Mr Tuo Zang1,2,3, Dr Leila Cuttle1,2,4, Dr Daniel Broszczak1,2,5, Dr James Broadbent1,2,6, Dr Catherine Tanzer1,2,4, Dr Tony Parker1,2
1Tissue Repair and Translational Physiology Program, Institute of Health and Biomedical Innovation, Queensland University of Technology, Kelvin Grove, Australia, 2School of Biomedical Sciences, Faculty of Health, Queensland University of Technology, Brisbane, Australia, 3Wound Management Innovation Co-operative Research Centre, Brisbane, Australia, 4Centre for Children’s Burns and Trauma Research, Queensland University of Technology, Institute of Health and Biomedical Innovation at the Centre for Children’s Health Research, South Brisbane, Australia, 5School of Science, Faculty of Health Sciences, Australian Catholic University, Banyo, Australia, 6Sciex P/L, Brisbane, Australia
Burn blister fluid analysis provides an opportunity to non-invasively investigate the biology of the initial response to burn injury; uncover novel diagnostics or prognostics to assist in clinical decision making and enable the identification of new therapeutic approaches to enhance healing.
We performed a proteomic analysis of 87 paediatric burn blister fluid samples using liquid chromatography – tandem mass spectrometry with SWATH (data independent) acquisition, which allows for the large scale relative quantification of multiple proteins between samples. The blister fluid proteomes of all samples were compared to the key clinical features of burn depth classification and time-to-reepithelialisation. Both of these clinical parameters are critical for enabling accurate clinical decisions regarding early burn treatment options.
Subsequent analyses revealed significant differences in the biochemistry associated with both burn depth and time-to-reepithelialisation. Interestingly, the protein profiles provided evidence of potential clinical misclassification of some burn wounds examined in this study. Importantly, this highlights the utility of diagnostic markers for burn depth and / or prognostic markers of time-to-reepithelialisation. While full-thickness burns are often grafted and superficial-partial thickness burns are often not, it is more difficult to determine if deep-partial thickness burns should be grafted or not.
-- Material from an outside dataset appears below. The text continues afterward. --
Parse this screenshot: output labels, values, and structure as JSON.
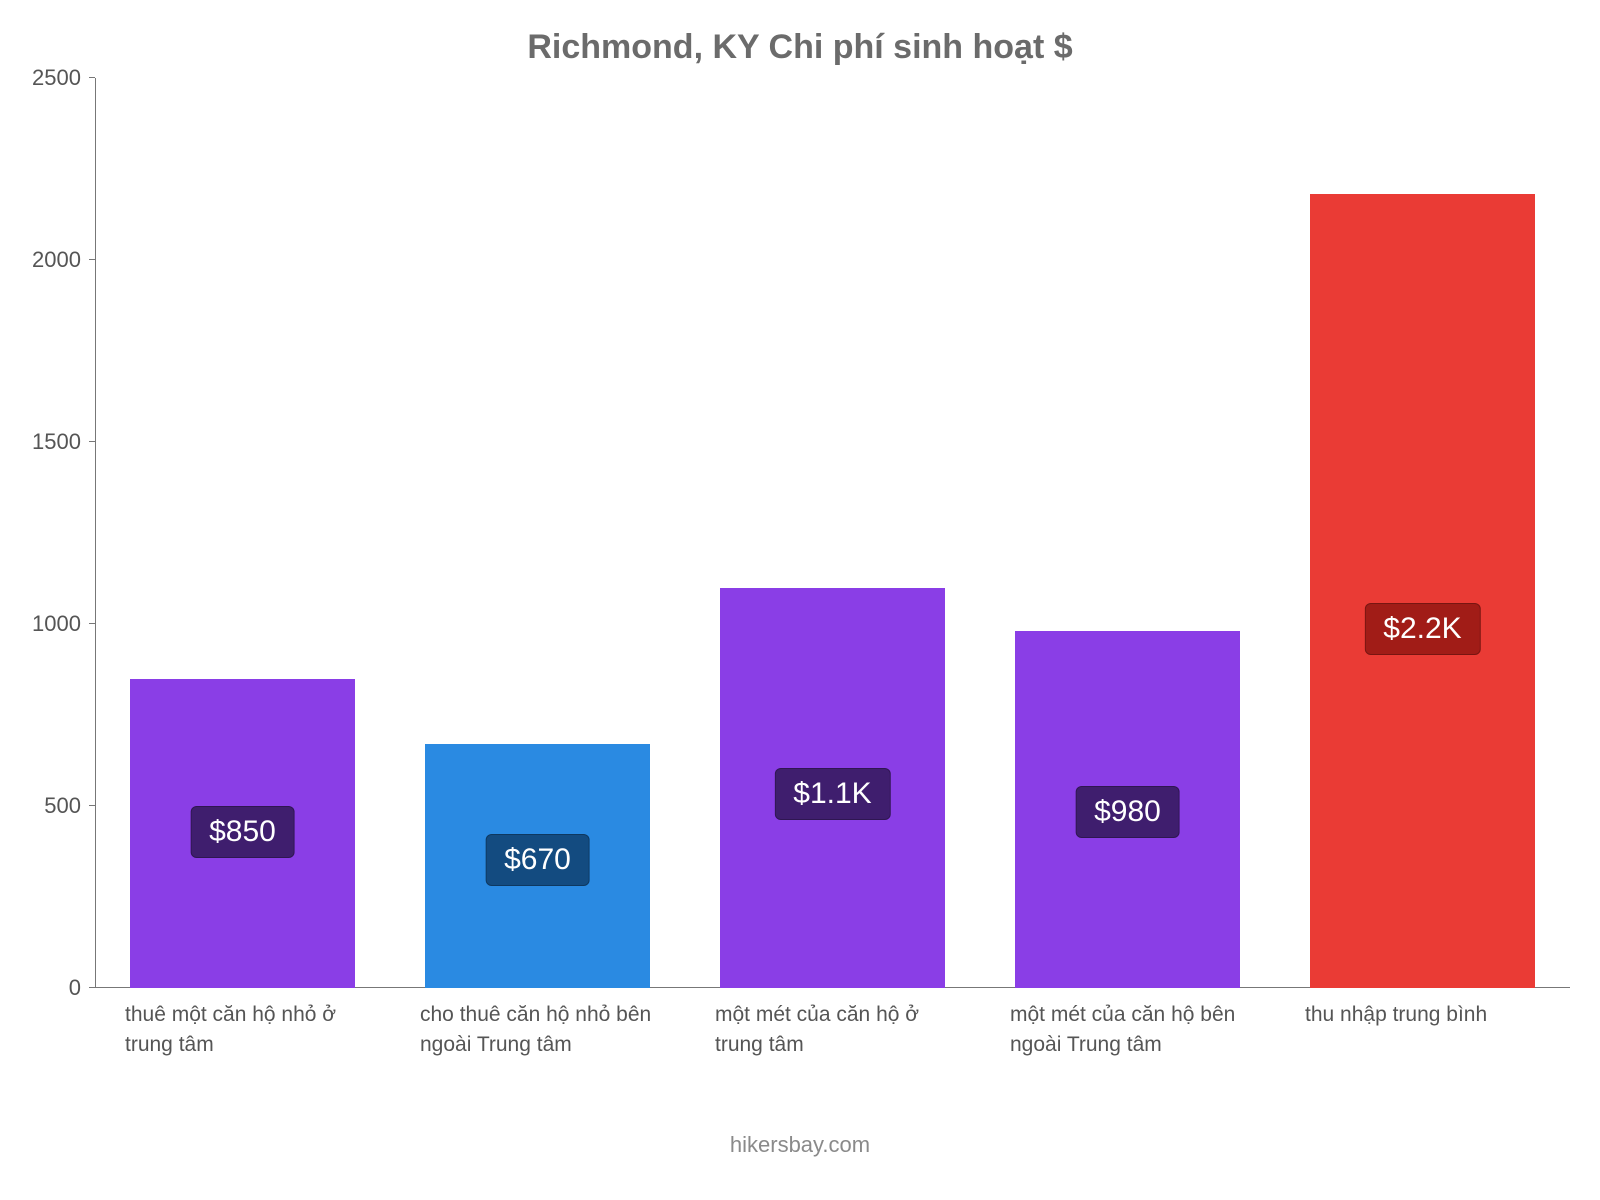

Thus, utilisation of the results of this study could translate to aid in clinical decision making. Overall, this study provides new insights into the early stages of burn wound biology in children and may help with the development of diagnostic or prognostic tools to assist with clinical decisions regarding burn treatment options.
Dr Tony Parker is the program leader of the Tissue Repair and Translational Physiology (TRTP) Program at the Institute of Health and Biomedical Innovation (IHBI) at the Queensland University of Technology. He is also a Senior Lecturer within the School of Biomedical Sciences at QUT. Dr Parker’s research has focused on the biochemical implications of musculoskeletal and skin tissue injury and recovery processes. In particular his team has utilized 2D and 3D in vitro skin wound models and developed the workflows required for the proteomic and metabolomic investigation of wound and tissue fluids. To achieve this he played a key role in the establishment of the world class proteomics and metabolomics capability at QUTs Central Analytical Research Facility (CARF). Dr Parker’s team also has an interest in the health promoting effects of physical activity wherein his team found that moderate levels of exercise in healthy individuals induces the systemic release of the neuroprotective / neurorepairative protein known as the LG3 peptide. This finding may have implications for stroke prevention and rehabilitation and his team is currently exploring the effect of exercise on the release of circulating LG3 peptide in a small clinical cohort.